The discovery was met immediately with both skepticism and wild speculation. Because the total amount of methane in the atmosphere is well measured, the methane coming from plants would have to be subtracted out of other known pools to balance the budget. But what to cut, and by how much? Wetlands are the biggest natural source, with a large range (100–200 million t); some scientists thought perhaps they had been overestimated. More controversially, some in the natural-gas industry started to agitate for lowering estimates of human-caused methane sources.
A spate of papers followed, reanalyzing global estimates and chipping away at the higher end of the estimated plant source. Early on, some speculated that plants might actually cause global warming with their methane. Soon it became clear that the warming effect of plant methane would slice off at most a few percent from the cooling effect caused by the CO2 plants take up.
The new global estimates still scale up from the small number of emission rates that Keppler got from individual plants. And when it comes to independent lab and field studies confirming that plants do indeed make methane and explaining how, the research community is almost eerily silent.
Keppler says his own move from the Max Planck Institute (MPI) for Nuclear Physics to the MPI for Chemistry (Germany) slowed down research for a while. And Khalil's lab stalled out on confirmation work after a colleague had to quit the project. Keppler says it's "just a matter of time," though, before groups he's spoken to publish confirmatory results. He says his group is now "making progress" on a mechanism too, though he's not giving away any details.
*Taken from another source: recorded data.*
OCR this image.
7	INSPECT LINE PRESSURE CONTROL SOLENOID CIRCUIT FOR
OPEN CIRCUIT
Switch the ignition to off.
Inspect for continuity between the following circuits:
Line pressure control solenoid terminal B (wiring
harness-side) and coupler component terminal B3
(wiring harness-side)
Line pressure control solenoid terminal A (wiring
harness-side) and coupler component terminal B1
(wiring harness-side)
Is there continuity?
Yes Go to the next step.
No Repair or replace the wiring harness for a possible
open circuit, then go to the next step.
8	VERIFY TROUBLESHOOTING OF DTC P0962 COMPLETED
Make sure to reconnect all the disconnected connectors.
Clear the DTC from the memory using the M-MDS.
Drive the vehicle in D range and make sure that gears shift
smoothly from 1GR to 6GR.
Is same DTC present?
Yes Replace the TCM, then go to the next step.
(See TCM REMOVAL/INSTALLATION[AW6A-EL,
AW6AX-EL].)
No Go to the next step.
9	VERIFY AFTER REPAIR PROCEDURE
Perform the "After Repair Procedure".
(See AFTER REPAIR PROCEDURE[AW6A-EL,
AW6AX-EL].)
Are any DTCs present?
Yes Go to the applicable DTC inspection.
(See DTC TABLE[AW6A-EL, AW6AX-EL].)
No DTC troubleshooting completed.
As for why no one else has confirmed emissions, both groups cite the painstaking methods needed to measure subatmospheric levels of methane. Khalil's group saw methane levels rise in a preliminary test with a live plant, only to find that lab air was seeping back into the test chamber through a tiny leak. Khalil still thinks that the original work was "probably correct" in its basic finding, though, because it explains otherwise unaccounted for methane over the tropics and in ice cores.
The new study uses a "more accurate" approach that refines the initial "rough" estimate, Keppler says. He maintains that the new paper "confirms that plants might be an important source of atmospheric methane . . . [but] as long as we don't exactly know each source's strength, it's difficult to make any predictions for the future."
Meanwhile, scientists seem a bit unsure what to do with the global flux estimates. "People are using, or not using, these measurements from plants as it suits them right now," Butenhoff says. If a budget doesn't balance, "you can add plants," he says, "but then you can leave [the plant source] out if you don't need it, because it hasn't been proven." He adds that "you can model it and model it," but without more measurements directly from plants, "there's only so far you can go."
In any global budget, "there's always a bit of slush," Khalil says. For now, the plant source of methane has become a budgeting slush fund, and the account just got a little smaller.